Perlu ada birokrasi yang imparsial, profesional, dan berpihak pada kepentingan publik. Reformasi birokrasi termasuk harus dilakukan pada lembaga-lembaga pengawal demokrasi.
Oleh
IQBAL BASYARI
·3 menit baca
JAKARTA, KOMPAS — Penguatan biroktasi yang imparsial, profesional, dan berpihak pada kepentingan publik diyakini mampu mencegah Indonesia menuju regresi demokrasi.
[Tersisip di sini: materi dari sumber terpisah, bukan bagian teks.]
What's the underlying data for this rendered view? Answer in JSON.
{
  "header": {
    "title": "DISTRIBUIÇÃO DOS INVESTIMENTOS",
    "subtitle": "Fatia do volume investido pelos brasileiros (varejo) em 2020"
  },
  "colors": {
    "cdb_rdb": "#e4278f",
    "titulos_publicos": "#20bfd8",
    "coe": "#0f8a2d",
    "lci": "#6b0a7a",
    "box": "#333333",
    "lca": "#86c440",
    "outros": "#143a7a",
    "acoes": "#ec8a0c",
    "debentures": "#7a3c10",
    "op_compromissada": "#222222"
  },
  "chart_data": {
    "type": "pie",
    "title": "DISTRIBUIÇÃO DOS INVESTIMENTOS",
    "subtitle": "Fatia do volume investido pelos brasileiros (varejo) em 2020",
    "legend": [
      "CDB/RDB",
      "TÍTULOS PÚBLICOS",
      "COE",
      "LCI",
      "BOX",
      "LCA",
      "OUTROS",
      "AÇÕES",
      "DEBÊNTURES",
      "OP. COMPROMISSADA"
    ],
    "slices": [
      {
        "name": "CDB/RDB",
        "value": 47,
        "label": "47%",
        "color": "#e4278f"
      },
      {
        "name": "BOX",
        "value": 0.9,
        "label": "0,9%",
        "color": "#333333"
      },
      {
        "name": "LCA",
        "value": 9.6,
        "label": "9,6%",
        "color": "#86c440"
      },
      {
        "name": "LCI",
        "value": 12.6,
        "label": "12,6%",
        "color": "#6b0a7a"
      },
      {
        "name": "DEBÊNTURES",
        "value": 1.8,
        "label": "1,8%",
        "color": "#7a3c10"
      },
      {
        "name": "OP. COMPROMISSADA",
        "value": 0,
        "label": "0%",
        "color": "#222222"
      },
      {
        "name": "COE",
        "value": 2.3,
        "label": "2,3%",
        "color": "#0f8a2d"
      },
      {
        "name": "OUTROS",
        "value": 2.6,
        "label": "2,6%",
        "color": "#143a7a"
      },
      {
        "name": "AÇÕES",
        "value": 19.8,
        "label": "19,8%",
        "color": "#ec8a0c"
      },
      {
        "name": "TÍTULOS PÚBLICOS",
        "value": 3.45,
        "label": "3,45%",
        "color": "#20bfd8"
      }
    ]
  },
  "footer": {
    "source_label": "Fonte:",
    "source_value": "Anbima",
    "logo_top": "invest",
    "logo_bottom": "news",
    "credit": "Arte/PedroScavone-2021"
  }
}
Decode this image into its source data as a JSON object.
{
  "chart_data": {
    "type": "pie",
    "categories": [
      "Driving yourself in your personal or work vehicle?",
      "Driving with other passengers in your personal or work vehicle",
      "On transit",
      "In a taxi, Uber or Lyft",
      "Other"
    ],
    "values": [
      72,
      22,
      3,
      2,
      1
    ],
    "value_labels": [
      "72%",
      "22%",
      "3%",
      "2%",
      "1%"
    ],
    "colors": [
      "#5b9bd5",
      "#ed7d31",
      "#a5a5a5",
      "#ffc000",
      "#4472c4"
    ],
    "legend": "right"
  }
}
Reformasi birokrasi utamanya perlu dilakukan kepada lembaga-lembaga pengawal demokrasi.
Guru Besar Administrasi Negara Universitas Gadjah Mada Sofian Effendi mengatakan, ada perkembangan yang mengkhawatirkan dalam kebijakan negara di bidang penguatan birokrasi. Sebagian kebijakan yang diambil pemerintah dinilai justru melemahkan demokrasi.
Sofian, yang merujuk pada Global State Democracy Indices 2020 yang dikeluarkan oleh International IDEA, hanya dua dari 20 indikator yang nilainya cukup baik. Keduanya adalah pemerintahan terpilih dan hak pilih yang inklusif. Sementara indikator lain, antara lain, masyarakat sipil, kebebasan partai politik, hak dasar, akses keadilan, dan demokrasi lokal.
”Indikator yang masih lemah tidak tersentuh reformasi birokrasi. Di wilayah ini, kontrol oligarki terhadap negara dapat dilihat dan bisa menunjukkan pengaruh kuat oligarki kepada negara,” ujar Sofian dalam webinar bertajuk ”Stagnasi Demokrasi? Pemilu, Partai Politik, dan Relasi Bisnis Pasca Orde Baru”, Rabu (15/12/2021).
Turut hadir sebagai pembicara Guru Besar Ilmu Politik Universitas Airlangga Ramlan Surbakti; Guru Besar Asian Studies University of Melbourne, Australia, Vedi R Hadiz; dan Peneliti Pembangunan Daerah di Badan Riset dan Inovasi Nasional Syarif Hidayat.
Ketua KASN Sofian Effendiy memberikan pengarahan dalam diskusi ”Menjaga Netralitas ASN” di Jakarta, Rabu (6/3/2019).
Oleh karena itu, Sofian menilai, perlu ada birokrasi yang imparsial, profesional, dan berpihak pada kepentingan publik. Reformasi birokrasi termasuk harus dilakukan pada lembaga-lembaga pengawal demokrasi yang nilai indikatornya masih rendah.
Indonesia, lanjut ia, tidak bisa dikatakan tidak demokratis. Namun kecenderungan menuju regresi demokrasi bisa dicegah jika pemerintah segera memperkuat birokrasi pemerintah yang menjadi pengontrol pemerintah.
Syarif menuturkan, stagnasi demokrasi salah satunya disebabkan munculnya negara banyangan akibat oligarki kapitalis dan oligarki parpol. Ini disebabkan reformasi kelembagaan negara yang tidak diikuti dengan reformasi kapasitas negara.
Reformasi yang lebih menekankan pada pembangunan imajinasi negara membuat aktualisasi negara dalam kehidupan sehari-hari samar. Kondisi ini telah mendorong tumbuh dan berkembangnya negara bayangan.
KOMPAS/IQBAL BASYARI
Peneliti Pembangunan Daerah di Badan Riset dan Inovasi Nasional Syarif Hidayat
Kemunculan negara bayangan, menurut Syarif, mulai muncul pasca-Orde Baru dan cenderung menguat setelah rezim pemilihan kepala daerah langsung. Implikasinya banyak pejabat pemerintah daerah terjaring operasi tangkap tangan oleh Komisi Pemberantasan Korupsi. "Negara bayangan merupakan pertemuan kepentingan dari dua arus kekuatan oligarki partai dan kapitalis," ujarnya.
Vedi mengatakan, demokrasi tidak membunuh oligarki. Yang terjadi, justru oligarki bisa berdampingan dengan demokrasi. Ini ditunjukkan dari jatuhnya rezim Orde Baru membuat oligarki mampu beradaptasi pada sistem demokrasi.
Ramlan menilai, sistem proporsional terbuka yang dipilih Indonesia semestinya mampu membuat sistem kepartaian multipartai sederhana. Selain itu, sistem perwakilan politik yang menempatkan parpol sebagai saluran utama kepentingan konstituen, pemerintahan presidensial yang efektif, serta tidak terjadi pratik jual-beli suara antara calon dan pemilih.
”Namun, yang terjadi, empat aspek itu tidak terwujud,” katanya.